Noecker understands the feeling, one that keeps him coming back, and one that changed his life dramatically. “I was a Catholic priest for 18 years in Nebraska, and enjoyed that work very much,” Noecker explains. “But, you know, life happens. I was searching … I was restless.” Noecker decided on a sabbatical to Guatemala, a land of widespread poverty and inequality but joy nonetheless. “I was being called to something else.” He was maybe a little too impatient to find out exactly what that something was, though.
“When I was down there, I had weaseled my way into Hermano Pedro, a hospital for people who can’t afford surgery, who don’t have the means. These teams from all over the world come there to provide the care.” He spent four months hanging around in the recovery room being helpful (assisting in transport of patients, taking vitals, etc.) “because I wanted to see what it was like. There are a lot of male nurses in Guatemala, and they’re great guys.” So Noecker fit right in, until a supervisor asked for his credentials, and his weaselship sailed.
“She kicked me out and I went to work in a bar,” he laughs. One night, Peace Corps volunteers traveling from Nicaragua stopped into the watering hole. Talk eventually turned to post-Peace Corps and bartending plans. Noecker mentioned his flirtation with nursing. They immediately suggested Johns Hopkins, a notion he’d never considered. “The next day, I went online and signed up!”
Noecker graduated in 2007 and found his way to Hopkins Hospital, but Guatemala was always in the back of his mind and on the tip of his tongue. He spoke so fondly and passionately of the country and its needs that finally, in 2010, his nurse manager in Radiation Oncology said, “Well, let’s bring a team.” Before Hopkins Hospital could say no, Noecker had weaseled a good portion of the Radiation Oncology staff into going. (“I got in trouble because I took too many of them away for a week. Oh, boy!”) But Noecker had his long-awaited epiphany. The result: Nursing Heart Inc. and the Guatemala Esperanza initiative, which provides supplies, housing, and healthcare to the needy there. (Esperanza means “hope” in Spanish.)

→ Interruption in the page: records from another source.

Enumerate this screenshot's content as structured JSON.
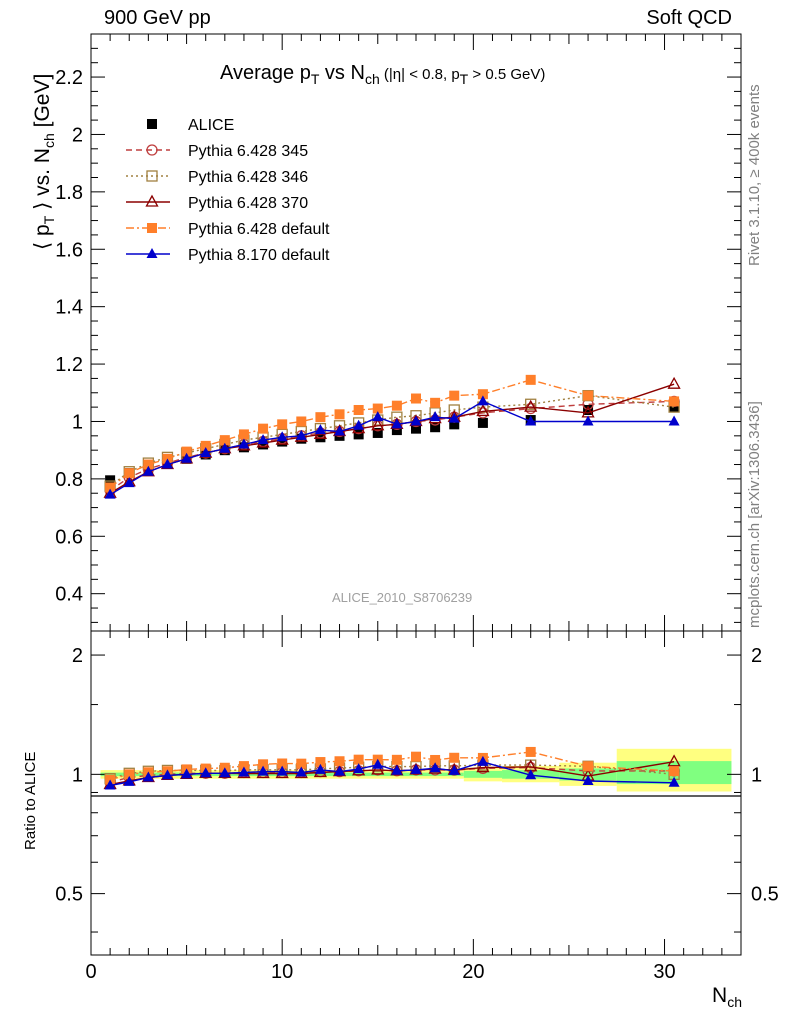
{
  "header": {
    "left": "900 GeV pp",
    "right": "Soft QCD"
  },
  "title": {
    "main": "Average p",
    "sub1": "T",
    "mid": " vs N",
    "sub2": "ch",
    "cut": " (|η| < 0.8, p",
    "sub3": "T",
    "cut_end": " > 0.5 GeV)"
  },
  "side_labels": {
    "rivet": "Rivet 3.1.10, ≥ 400k events",
    "mcplots": "mcplots.cern.ch [arXiv:1306.3436]"
  },
  "analysis_id": "ALICE_2010_S8706239",
  "axis_labels": {
    "y_main": "⟨ p_T ⟩ vs. N_ch [GeV]",
    "y_ratio": "Ratio to ALICE",
    "x": "N_ch"
  },
  "colors": {
    "ALICE": "#000000",
    "p345": "#bf3f3f",
    "p346": "#a08040",
    "p370": "#8b0000",
    "p6def": "#ff7f2a",
    "p8def": "#0000cc",
    "band_inner": "#80ff80",
    "band_outer": "#ffff80"
  },
  "chart_data": [
    {
      "type": "scatter",
      "panel": "main",
      "xlim": [
        0,
        34
      ],
      "ylim": [
        0.27,
        2.35
      ],
      "yticks": [
        0.4,
        0.6,
        0.8,
        1.0,
        1.2,
        1.4,
        1.6,
        1.8,
        2.0,
        2.2
      ],
      "ytick_labels": [
        "0.4",
        "0.6",
        "0.8",
        "1",
        "1.2",
        "1.4",
        "1.6",
        "1.8",
        "2",
        "2.2"
      ],
      "xticks": [
        0,
        10,
        20,
        30
      ],
      "xtick_labels": [
        "0",
        "10",
        "20",
        "30"
      ],
      "legend_position": "top-left",
      "series": [
        {
          "name": "ALICE",
          "marker": "square-filled",
          "key": "ALICE",
          "x": [
            1,
            2,
            3,
            4,
            5,
            6,
            7,
            8,
            9,
            10,
            11,
            12,
            13,
            14,
            15,
            16,
            17,
            18,
            19,
            20.5,
            23,
            26,
            30.5
          ],
          "y": [
            0.795,
            0.82,
            0.84,
            0.855,
            0.87,
            0.885,
            0.9,
            0.91,
            0.92,
            0.93,
            0.94,
            0.945,
            0.95,
            0.955,
            0.96,
            0.97,
            0.975,
            0.98,
            0.99,
            0.995,
            1.005,
            1.04,
            1.05
          ]
        },
        {
          "name": "Pythia 6.428 345",
          "marker": "circle-open",
          "line": "dashed",
          "key": "p345",
          "x": [
            1,
            2,
            3,
            4,
            5,
            6,
            7,
            8,
            9,
            10,
            11,
            12,
            13,
            14,
            15,
            16,
            17,
            18,
            19,
            20.5,
            23,
            26,
            30.5
          ],
          "y": [
            0.76,
            0.805,
            0.835,
            0.855,
            0.875,
            0.89,
            0.905,
            0.92,
            0.93,
            0.94,
            0.95,
            0.96,
            0.965,
            0.975,
            0.985,
            0.99,
            1.0,
            1.005,
            1.015,
            1.03,
            1.045,
            1.06,
            1.07
          ]
        },
        {
          "name": "Pythia 6.428 346",
          "marker": "square-open",
          "line": "dotted",
          "key": "p346",
          "x": [
            1,
            2,
            3,
            4,
            5,
            6,
            7,
            8,
            9,
            10,
            11,
            12,
            13,
            14,
            15,
            16,
            17,
            18,
            19,
            20.5,
            23,
            26,
            30.5
          ],
          "y": [
            0.775,
            0.825,
            0.855,
            0.875,
            0.89,
            0.905,
            0.92,
            0.935,
            0.945,
            0.955,
            0.965,
            0.975,
            0.985,
            0.995,
            1.005,
            1.015,
            1.02,
            1.03,
            1.04,
            1.05,
            1.06,
            1.09,
            1.05
          ]
        },
        {
          "name": "Pythia 6.428 370",
          "marker": "triangle-open",
          "line": "solid",
          "key": "p370",
          "x": [
            1,
            2,
            3,
            4,
            5,
            6,
            7,
            8,
            9,
            10,
            11,
            12,
            13,
            14,
            15,
            16,
            17,
            18,
            19,
            20.5,
            23,
            26,
            30.5
          ],
          "y": [
            0.75,
            0.79,
            0.825,
            0.85,
            0.87,
            0.89,
            0.905,
            0.915,
            0.925,
            0.935,
            0.945,
            0.955,
            0.965,
            0.975,
            0.985,
            0.99,
            1.0,
            1.01,
            1.015,
            1.035,
            1.05,
            1.03,
            1.13
          ]
        },
        {
          "name": "Pythia 6.428 default",
          "marker": "square-filled",
          "line": "dashdot",
          "key": "p6def",
          "x": [
            1,
            2,
            3,
            4,
            5,
            6,
            7,
            8,
            9,
            10,
            11,
            12,
            13,
            14,
            15,
            16,
            17,
            18,
            19,
            20.5,
            23,
            26,
            30.5
          ],
          "y": [
            0.77,
            0.82,
            0.85,
            0.87,
            0.895,
            0.915,
            0.935,
            0.955,
            0.975,
            0.99,
            1.0,
            1.015,
            1.025,
            1.04,
            1.045,
            1.055,
            1.08,
            1.065,
            1.09,
            1.095,
            1.145,
            1.09,
            1.07
          ]
        },
        {
          "name": "Pythia 8.170 default",
          "marker": "triangle-filled",
          "line": "solid",
          "key": "p8def",
          "x": [
            1,
            2,
            3,
            4,
            5,
            6,
            7,
            8,
            9,
            10,
            11,
            12,
            13,
            14,
            15,
            16,
            17,
            18,
            19,
            20.5,
            23,
            26,
            30.5
          ],
          "y": [
            0.745,
            0.785,
            0.825,
            0.85,
            0.87,
            0.89,
            0.905,
            0.92,
            0.935,
            0.945,
            0.95,
            0.97,
            0.965,
            0.985,
            1.015,
            0.99,
            1.0,
            1.015,
            1.01,
            1.07,
            1.0,
            1.0,
            1.0
          ]
        }
      ]
    },
    {
      "type": "scatter",
      "panel": "ratio",
      "log_y": true,
      "ylim": [
        0.35,
        2.3
      ],
      "yticks": [
        0.5,
        1,
        2
      ],
      "ytick_labels": [
        "0.5",
        "1",
        "2"
      ],
      "xlim": [
        0,
        34
      ],
      "reference": 1.0,
      "series": [
        {
          "name": "Pythia 6.428 345",
          "key": "p345",
          "y": [
            0.956,
            0.982,
            0.994,
            1.0,
            1.006,
            1.006,
            1.006,
            1.011,
            1.011,
            1.011,
            1.011,
            1.016,
            1.016,
            1.021,
            1.026,
            1.021,
            1.026,
            1.026,
            1.025,
            1.035,
            1.04,
            1.02,
            1.02
          ]
        },
        {
          "name": "Pythia 6.428 346",
          "key": "p346",
          "y": [
            0.975,
            1.006,
            1.018,
            1.023,
            1.023,
            1.023,
            1.022,
            1.027,
            1.027,
            1.027,
            1.027,
            1.032,
            1.037,
            1.042,
            1.047,
            1.046,
            1.046,
            1.051,
            1.05,
            1.055,
            1.055,
            1.048,
            1.0
          ]
        },
        {
          "name": "Pythia 6.428 370",
          "key": "p370",
          "y": [
            0.943,
            0.963,
            0.982,
            0.994,
            1.0,
            1.006,
            1.006,
            1.005,
            1.005,
            1.005,
            1.005,
            1.011,
            1.016,
            1.021,
            1.026,
            1.021,
            1.026,
            1.031,
            1.025,
            1.04,
            1.045,
            0.99,
            1.076
          ]
        },
        {
          "name": "Pythia 6.428 default",
          "key": "p6def",
          "y": [
            0.969,
            1.0,
            1.012,
            1.018,
            1.029,
            1.034,
            1.039,
            1.049,
            1.06,
            1.065,
            1.064,
            1.074,
            1.079,
            1.089,
            1.089,
            1.088,
            1.108,
            1.087,
            1.101,
            1.1,
            1.139,
            1.048,
            1.019
          ]
        },
        {
          "name": "Pythia 8.170 default",
          "key": "p8def",
          "y": [
            0.937,
            0.957,
            0.982,
            0.994,
            1.0,
            1.006,
            1.006,
            1.011,
            1.016,
            1.016,
            1.011,
            1.026,
            1.016,
            1.031,
            1.057,
            1.021,
            1.026,
            1.036,
            1.02,
            1.075,
            0.995,
            0.962,
            0.952
          ]
        }
      ]
    }
  ]
}
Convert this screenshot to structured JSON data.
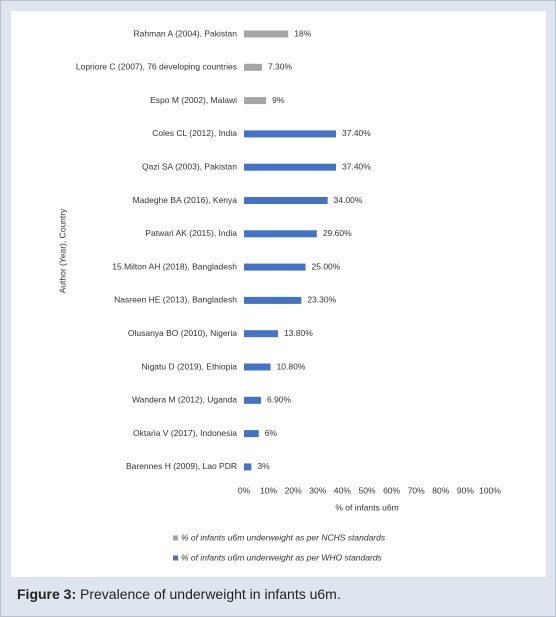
{
  "chart_data": {
    "type": "hbar",
    "y_label": "Author (Year), Country",
    "x_label": "% of infants u6m",
    "categories": [
      "Rahman A (2004), Pakistan",
      "Lopriore C (2007), 76 developing countries",
      "Espo M (2002), Malawi",
      "Coles CL (2012), India",
      "Qazi SA (2003), Pakistan",
      "Madeghe BA (2016), Kenya",
      "Patwari AK (2015), India",
      "15.Milton AH (2018), Bangladesh",
      "Nasreen HE (2013), Bangladesh",
      "Olusanya BO (2010), Nigeria",
      "Nigatu D (2019), Ethiopia",
      "Wandera M (2012), Uganda",
      "Oktaria V (2017), Indonesia",
      "Barennes H (2009), Lao PDR"
    ],
    "series": [
      {
        "name": "% of infants u6m underweight as per NCHS standards",
        "color": "#a5a5a5",
        "values": [
          18,
          7.3,
          9,
          null,
          null,
          null,
          null,
          null,
          null,
          null,
          null,
          null,
          null,
          null
        ],
        "value_labels": [
          "18%",
          "7.30%",
          "9%",
          null,
          null,
          null,
          null,
          null,
          null,
          null,
          null,
          null,
          null,
          null
        ]
      },
      {
        "name": "% of infants u6m underweight as per WHO standards",
        "color": "#4472c4",
        "values": [
          null,
          null,
          null,
          37.4,
          37.4,
          34,
          29.6,
          25,
          23.3,
          13.8,
          10.8,
          6.9,
          6,
          3
        ],
        "value_labels": [
          null,
          null,
          null,
          "37.40%",
          "37.40%",
          "34.00%",
          "29.60%",
          "25.00%",
          "23.30%",
          "13.80%",
          "10.80%",
          "6.90%",
          "6%",
          "3%"
        ]
      }
    ],
    "xlim": [
      0,
      100
    ],
    "xticks": [
      {
        "value": 0,
        "label": "0%"
      },
      {
        "value": 10,
        "label": "10%"
      },
      {
        "value": 20,
        "label": "20%"
      },
      {
        "value": 30,
        "label": "30%"
      },
      {
        "value": 40,
        "label": "40%"
      },
      {
        "value": 50,
        "label": "50%"
      },
      {
        "value": 60,
        "label": "60%"
      },
      {
        "value": 70,
        "label": "70%"
      },
      {
        "value": 80,
        "label": "80%"
      },
      {
        "value": 90,
        "label": "90%"
      },
      {
        "value": 100,
        "label": "100%"
      }
    ],
    "grid": false,
    "legend": "bottom"
  },
  "caption": {
    "label": "Figure 3:",
    "text": "Prevalence of underweight in infants u6m."
  }
}
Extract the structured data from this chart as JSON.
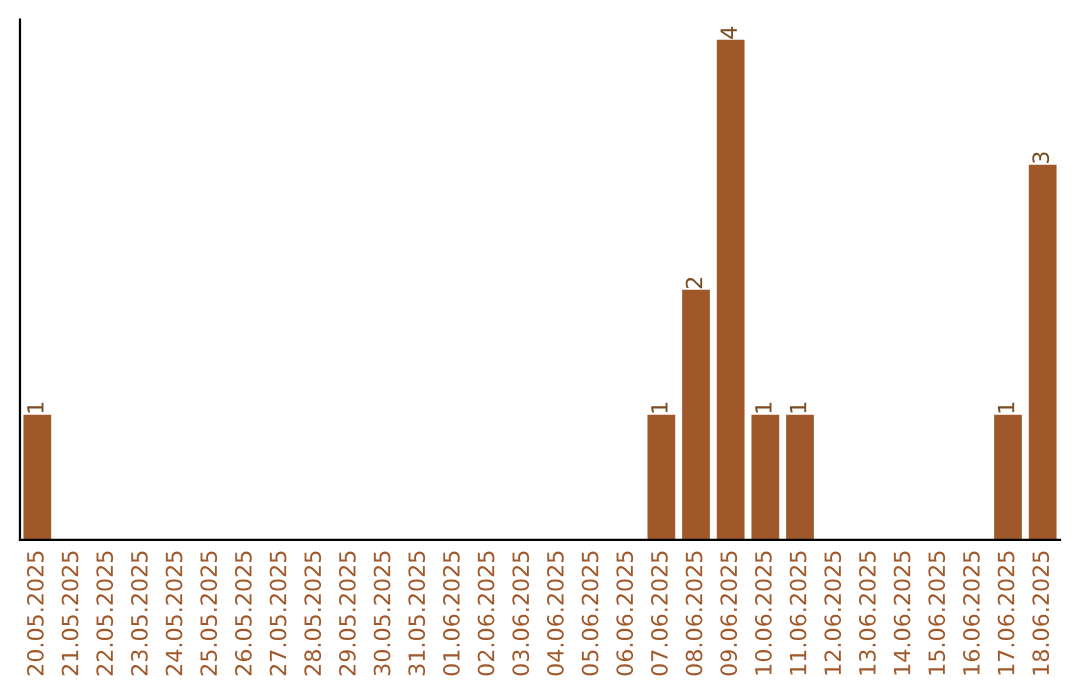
{
  "chart_data": {
    "type": "bar",
    "categories": [
      "20.05.2025",
      "21.05.2025",
      "22.05.2025",
      "23.05.2025",
      "24.05.2025",
      "25.05.2025",
      "26.05.2025",
      "27.05.2025",
      "28.05.2025",
      "29.05.2025",
      "30.05.2025",
      "31.05.2025",
      "01.06.2025",
      "02.06.2025",
      "03.06.2025",
      "04.06.2025",
      "05.06.2025",
      "06.06.2025",
      "07.06.2025",
      "08.06.2025",
      "09.06.2025",
      "10.06.2025",
      "11.06.2025",
      "12.06.2025",
      "13.06.2025",
      "14.06.2025",
      "15.06.2025",
      "16.06.2025",
      "17.06.2025",
      "18.06.2025"
    ],
    "values": [
      1,
      0,
      0,
      0,
      0,
      0,
      0,
      0,
      0,
      0,
      0,
      0,
      0,
      0,
      0,
      0,
      0,
      0,
      1,
      2,
      4,
      1,
      1,
      0,
      0,
      0,
      0,
      0,
      1,
      3
    ],
    "value_labels": [
      "1",
      null,
      null,
      null,
      null,
      null,
      null,
      null,
      null,
      null,
      null,
      null,
      null,
      null,
      null,
      null,
      null,
      null,
      "1",
      "2",
      "4",
      "1",
      "1",
      null,
      null,
      null,
      null,
      null,
      "1",
      "3"
    ],
    "color": "#a0582a",
    "tick_labels": "x",
    "grid": false,
    "legend": false
  }
}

Noecker, executive director of Nursing Heart, is sensitive to the notion that a week or so is not much time for in-depth nursing, and he embraces the question of ethics head on: “Nursing Heart has tried to work with other [nongovernmental organizations, or NGOs] because the worry is, when you’re an organization coming in from the outside, who takes care of them when you leave?”
While many cohorts from the SON have featured BSN classes — and in the near future MSN: Entry into Nursing Practice students — Noecker says the trips can be even more vital for nurse practitioners-to-be: “We have no monitors, no lab work, maybe we have a blood pressure electronic monitor. Woo-hoo! The greatest thing for a nurse practitioner coming there is you have to become a practitioner. And I’ve loved watching those students who are becoming NPs move from this person who’s always dependent on tech … all of a sudden they can find something deeper within themselves. They can put 2 and 2 together and know that they can probably practice even if the lights went out.”